Ora la questione è ripresa da Maurizio Panizza, appassionato di storia locale, il quale ha presentato le sue deduzioni alcune settimane fa durante una serata a castel Pietra voluta dal Comune di Calliano. É un’ipotesi storica, proprio come lo è la convinzione che Dante si riferisse alla Ruina di Marco, a sud di Rovereto (nella foto storica la famosa targa).
«É possibile che in futuro ci siano due targhe rispetto alla Ruina e la paternità venga divisa tra le due località» azzarda Panizza, che presto pubblicherà il suo studio anche su un volume realizzato dall’Università di Torino che parla di tutte queste vicende che ruotano attorno alla Divina Commedia. «Certezze non ce ne sono - spiega - ma solo ipotesi suffragate da indizi, come in questo caso; e gli indizi ci fanno propendere per la Ruina di Calliano. Il sindaco di Calliano, Lorenzo Conci, è già pronto ad ordinare la targa in onore del Sommo poeta e dei suoi versi:”«Qual è quella ruina che nel fianco/di qua da Trento l'Adice percosse,/ o per tremoto o per sostegno manco,/ che da cima del monte, onde si mosse,/ al piano è sì la roccia discoscesa,/ ch'alcuna via darebbe a chi sù fosse”».

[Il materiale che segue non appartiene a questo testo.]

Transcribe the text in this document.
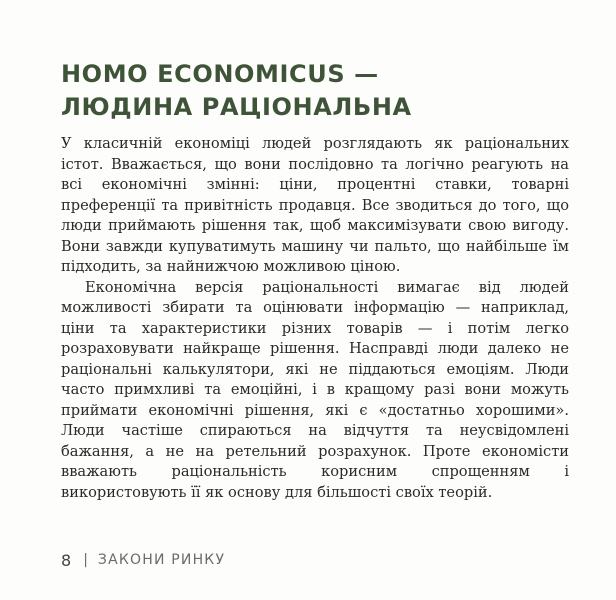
HOMO ECONOMICUS —
ЛЮДИНА РАЦІОНАЛЬНА

У класичній економіці людей розглядають як раціональних істот. Вважається, що вони послідовно та логічно реагують на всі економічні змінні: ціни, процентні ставки, товарні преференції та привітність продавця. Все зводиться до того, що люди приймають рішення так, щоб максимізувати свою вигоду. Вони завжди купуватимуть машину чи пальто, що найбільше їм підходить, за найнижчою можливою ціною.

Економічна версія раціональності вимагає від людей можливості збирати та оцінювати інформацію — наприклад, ціни та характеристики різних товарів — і потім легко розраховувати найкраще рішення. Насправді люди далеко не раціональні калькулятори, які не піддаються емоціям. Люди часто примхливі та емоційні, і в кращому разі вони можуть приймати економічні рішення, які є «достатньо хорошими». Люди частіше спираються на відчуття та неусвідомлені бажання, а не на ретельний розрахунок. Проте економісти вважають раціональність корисним спрощенням і використовують її як основу для більшості своїх теорій.

8 | ЗАКОНИ РИНКУ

«All’inizio del dodicesimo canto dell’Inferno - ricorda Panizza - il Poeta che sta per scendere verso il Cerchio dei violenti paragona quel passaggio, così scosceso e quasi impossibile da percorrere, ad un’enorme ruina, originatasi vicino a Trento, in riva all’Adige».

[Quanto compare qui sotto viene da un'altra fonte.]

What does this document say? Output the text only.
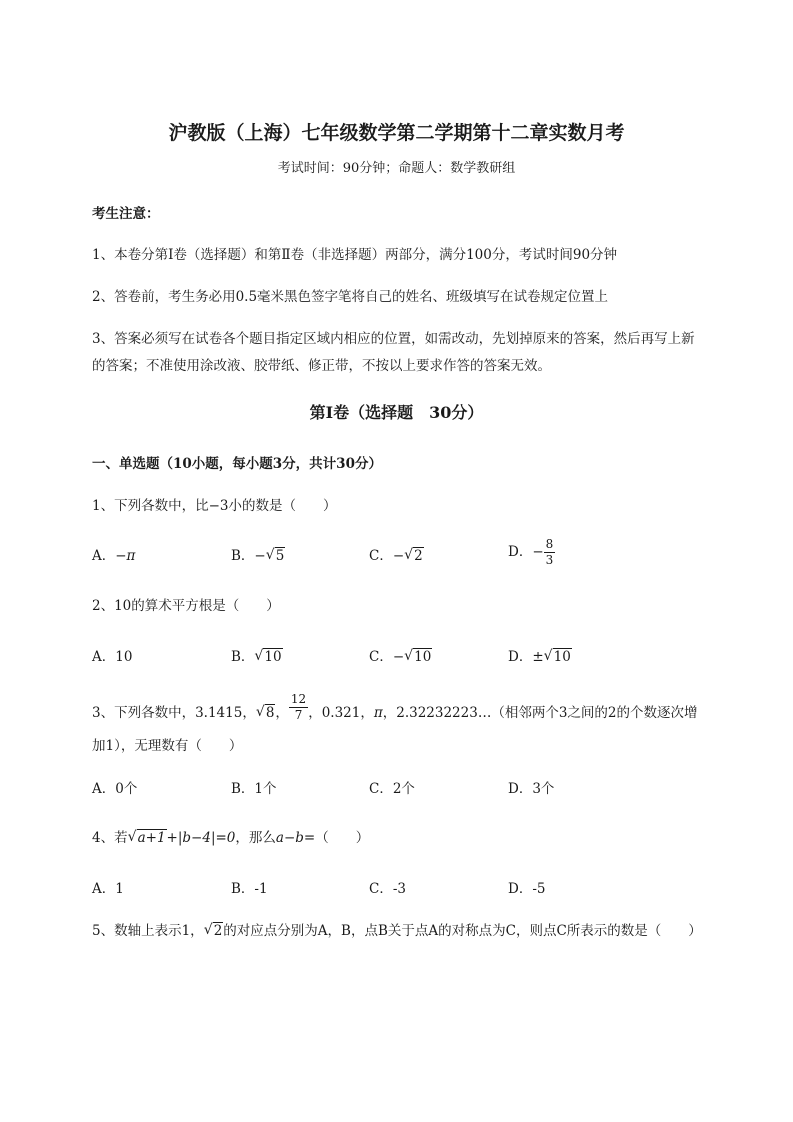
沪教版（上海）七年级数学第二学期第十二章实数月考
考试时间：90分钟；命题人：数学教研组
考生注意：
1、本卷分第I卷（选择题）和第Ⅱ卷（非选择题）两部分，满分100分，考试时间90分钟
2、答卷前，考生务必用0.5毫米黑色签字笔将自己的姓名、班级填写在试卷规定位置上
3、答案必须写在试卷各个题目指定区域内相应的位置，如需改动，先划掉原来的答案，然后再写上新
的答案；不准使用涂改液、胶带纸、修正带，不按以上要求作答的答案无效。
第I卷（选择题　30分）
一、单选题（10小题，每小题3分，共计30分）
1、下列各数中，比−3小的数是（　　）
A．−π	B．− √ 5	C．− √ 2	D．− $\frac{8}{3}$
2、10的算术平方根是（　　）
A．10	B． √ 10	C．− √ 10	D．± √ 10
3、下列各数中，3.1415， √ 8， $\frac{12}{7}$ ，0.321，π，2.32232223…（相邻两个3之间的2的个数逐次增
加1），无理数有（　　）
A．0个	B．1个	C．2个	D．3个
4、若 √ a+1+|b−4|=0，那么a−b=（　　）
A．1	B．-1	C．-3	D．-5
5、数轴上表示1， √ 2的对应点分别为A，B，点B关于点A的对称点为C，则点C所表示的数是（　　）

Per anni si è dato per scontato che questo posto fosse a Marco. «Sulla base di quali documenti? - s’interroga Panizza -. Per Marco esiste un’investitura ufficiale di 100 anni fa esatti, frutto non tanto di una ricerca storica, quanto piuttosto di un’operazione politica. In quegli anni eravamo appena usciti dalla Prima guerra mondiale in cui il Sud Tirolo, ovvero il Trentino Alto Adige era passato come bottino di guerra dall’Impero d’Austria al Regno d’Italia. Si doveva dare alla provincia appena conquistata, quel marchio di italianità che in quel momento era necessario per giustificare tutto ciò che era accaduto e cioè la guerra dichiarata dall’Italia all’Austria e l’annessione di fatto del Trentino-Alto Adige al Regno d’Italia. La figura di Dante Alighieri, il più grande poeta italiano, poteva così ben sposarsi con l’idea che la cultura italiana fosse da sempre parte sostanziale di quella trentino-tirolese».

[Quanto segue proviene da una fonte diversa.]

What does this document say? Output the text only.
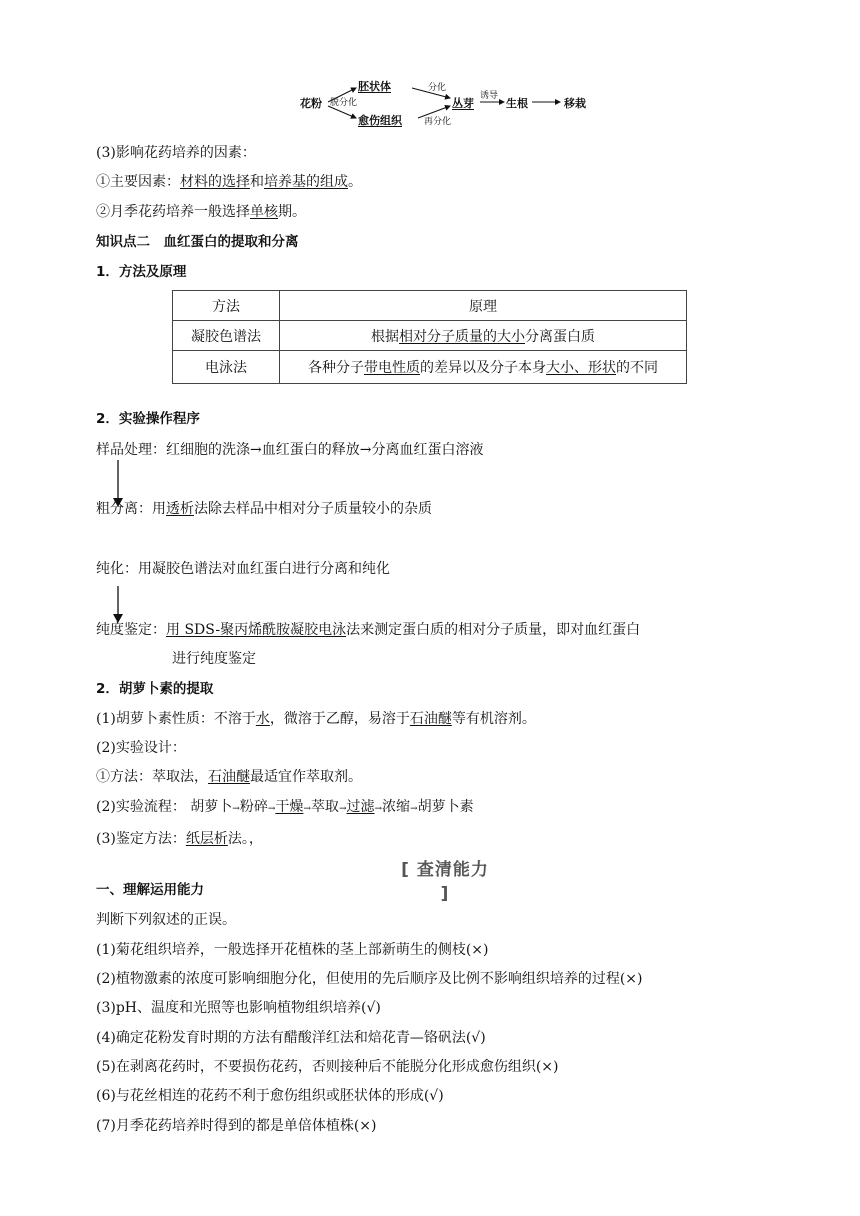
花粉 脱分化
胚状体
愈伤组织
分化
再分化
丛芽
诱导
生根	移栽
(3)影响花药培养的因素：
①主要因素：材料的选择和培养基的组成。
②月季花药培养一般选择单核期。
知识点二　血红蛋白的提取和分离
1．方法及原理
方法	原理
凝胶色谱法	根据相对分子质量的大小分离蛋白质
电泳法	各种分子带电性质的差异以及分子本身大小、形状的不同
2．实验操作程序
样品处理：红细胞的洗涤→血红蛋白的释放→分离血红蛋白溶液
粗分离：用透析法除去样品中相对分子质量较小的杂质
纯化：用凝胶色谱法对血红蛋白进行分离和纯化
纯度鉴定：用 SDS-聚丙烯酰胺凝胶电泳法来测定蛋白质的相对分子质量，即对血红蛋白
进行纯度鉴定
2．胡萝卜素的提取
(1)胡萝卜素性质：不溶于水，微溶于乙醇，易溶于石油醚等有机溶剂。
(2)实验设计：
①方法：萃取法，石油醚最适宜作萃取剂。
(2)实验流程： 胡萝卜→粉碎→干燥→萃取→过滤→浓缩→胡萝卜素
(3)鉴定方法：纸层析法。，
[ 查清能力 ]
一、理解运用能力
判断下列叙述的正误。
(1)菊花组织培养，一般选择开花植株的茎上部新萌生的侧枝(×)
(2)植物激素的浓度可影响细胞分化，但使用的先后顺序及比例不影响组织培养的过程(×)
(3)pH、温度和光照等也影响植物组织培养(√)
(4)确定花粉发育时期的方法有醋酸洋红法和焙花青—铬矾法(√)
(5)在剥离花药时，不要损伤花药，否则接种后不能脱分化形成愈伤组织(×)
(6)与花丝相连的花药不利于愈伤组织或胚状体的形成(√)
(7)月季花药培养时得到的都是单倍体植株(×)
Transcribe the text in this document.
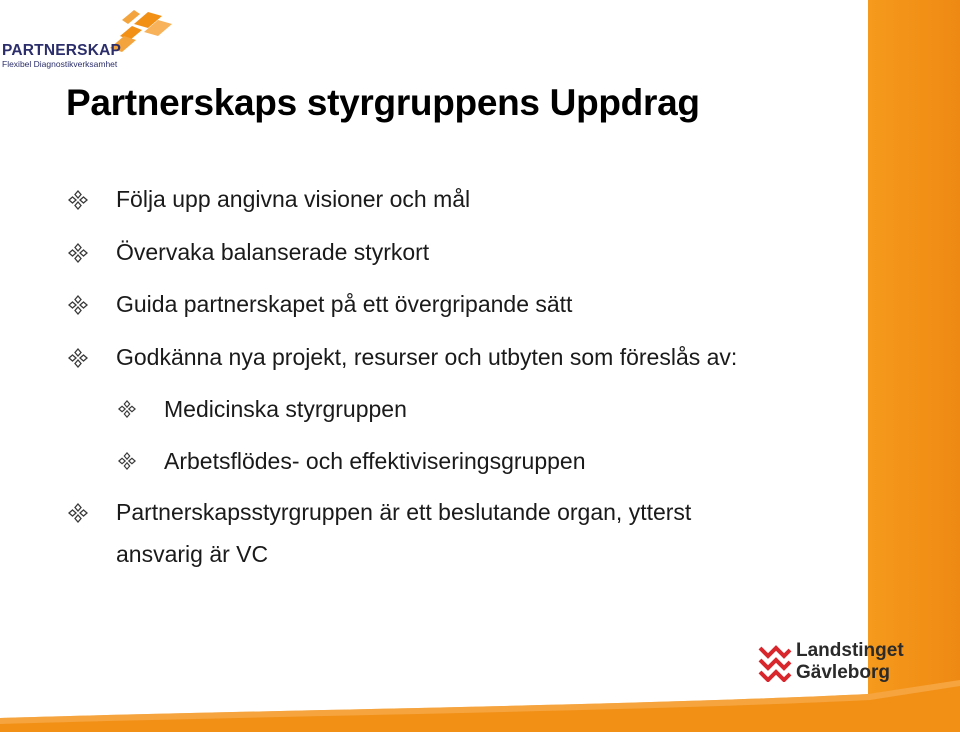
PARTNERSKAP
Flexibel Diagnostikverksamhet
Partnerskaps styrgruppens Uppdrag
Följa upp angivna visioner och mål
Övervaka balanserade styrkort
Guida partnerskapet på ett övergripande sätt
Godkänna nya projekt, resurser och utbyten som föreslås av:
Medicinska styrgruppen
Arbetsflödes- och effektiviseringsgruppen
Partnerskapsstyrgruppen är ett beslutande organ, ytterst
ansvarig är VC
Landstinget
Gävleborg
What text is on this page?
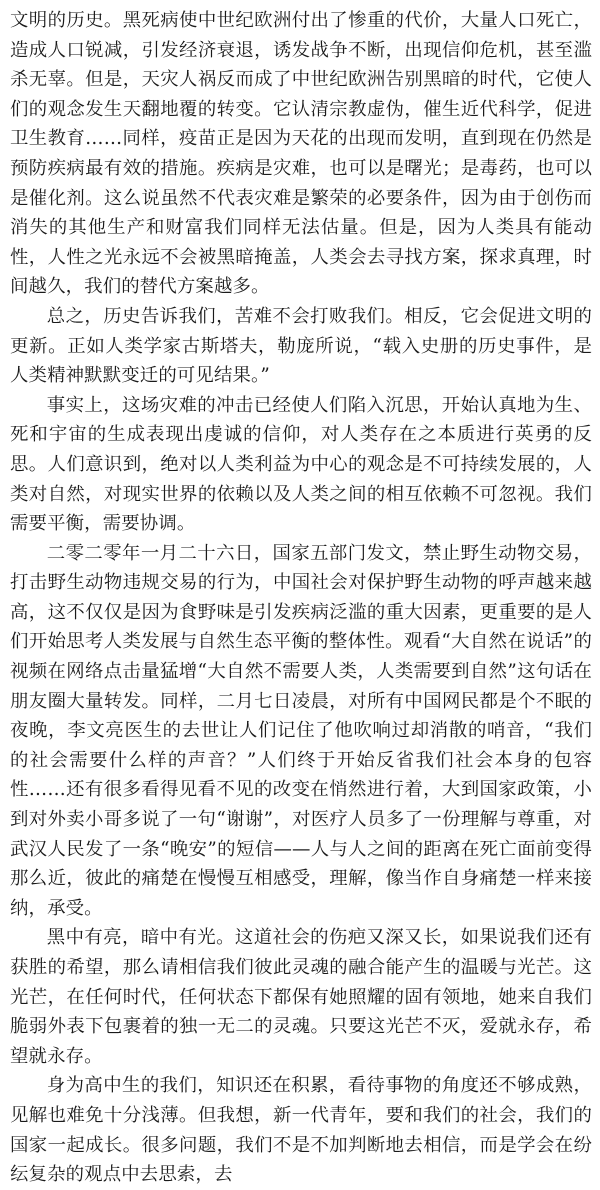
文明的历史。黑死病使中世纪欧洲付出了惨重的代价，大量人口死亡，造成人口锐减，引发经济衰退，诱发战争不断，出现信仰危机，甚至滥杀无辜。但是，天灾人祸反而成了中世纪欧洲告别黑暗的时代，它使人们的观念发生天翻地覆的转变。它认清宗教虚伪，催生近代科学，促进卫生教育……同样，疫苗正是因为天花的出现而发明，直到现在仍然是预防疾病最有效的措施。疾病是灾难，也可以是曙光；是毒药，也可以是催化剂。这么说虽然不代表灾难是繁荣的必要条件，因为由于创伤而消失的其他生产和财富我们同样无法估量。但是，因为人类具有能动性，人性之光永远不会被黑暗掩盖，人类会去寻找方案，探求真理，时间越久，我们的替代方案越多。

总之，历史告诉我们，苦难不会打败我们。相反，它会促进文明的更新。正如人类学家古斯塔夫，勒庞所说，“载入史册的历史事件，是人类精神默默变迁的可见结果。”

事实上，这场灾难的冲击已经使人们陷入沉思，开始认真地为生、死和宇宙的生成表现出虔诚的信仰，对人类存在之本质进行英勇的反思。人们意识到，绝对以人类利益为中心的观念是不可持续发展的，人类对自然，对现实世界的依赖以及人类之间的相互依赖不可忽视。我们需要平衡，需要协调。

二零二零年一月二十六日，国家五部门发文，禁止野生动物交易，打击野生动物违规交易的行为，中国社会对保护野生动物的呼声越来越高，这不仅仅是因为食野味是引发疾病泛滥的重大因素，更重要的是人们开始思考人类发展与自然生态平衡的整体性。观看“大自然在说话”的视频在网络点击量猛增“大自然不需要人类，人类需要到自然”这句话在朋友圈大量转发。同样，二月七日凌晨，对所有中国网民都是个不眠的夜晚，李文亮医生的去世让人们记住了他吹响过却消散的哨音，“我们的社会需要什么样的声音？”人们终于开始反省我们社会本身的包容性……还有很多看得见看不见的改变在悄然进行着，大到国家政策，小到对外卖小哥多说了一句“谢谢”，对医疗人员多了一份理解与尊重，对武汉人民发了一条“晚安”的短信——人与人之间的距离在死亡面前变得那么近，彼此的痛楚在慢慢互相感受，理解，像当作自身痛楚一样来接纳，承受。

黑中有亮，暗中有光。这道社会的伤疤又深又长，如果说我们还有获胜的希望，那么请相信我们彼此灵魂的融合能产生的温暖与光芒。这光芒，在任何时代，任何状态下都保有她照耀的固有领地，她来自我们脆弱外表下包裹着的独一无二的灵魂。只要这光芒不灭，爱就永存，希望就永存。

身为高中生的我们，知识还在积累，看待事物的角度还不够成熟，见解也难免十分浅薄。但我想，新一代青年，要和我们的社会，我们的国家一起成长。很多问题，我们不是不加判断地去相信，而是学会在纷纭复杂的观点中去思索，去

Già questa riflessione permette di guardare al canto (quello dell'incontro di Dante con il Minotauro) con occhi diversi. Così hanno fatto alcuni autori, come «Ernesto Lorenzi, storico ed eminente studioso dell’Ottocento, che nel suo libro “La ruina di qua da Trento” del 1896 indica la frana del Cengio Rosso come verosimilmente la stessa citata da Dante».
Ad avvalorare questa ipotesi ci sono poi le accurate ricerche di Marco Bonifazi, amico di Panizza che con lui, recentemente scomparso, faceva parte di un gruppo di appassionati di storia che s’incontrano nella biblioteca di Volano. La scoperta di una frana che distrusse un piccolo vilaggio ai piedi castel Pietra sembra proprio corrispondere con l’immagine della ruina dantesca. Questi e molti altri sono i particolari svelati da Panizza nel suo studio. «Qualche spunto di riflessione lo ha dato - conclude il sindaco Conci - e per noi si apre un nuovo scenario: la ruina potrebbe essere anche quella di Calliano». Ma non per questo in antitesi con la ruina di Marco: «Anzi - suggerisce Panizza - ne potrebbe nascere un gemellaggi».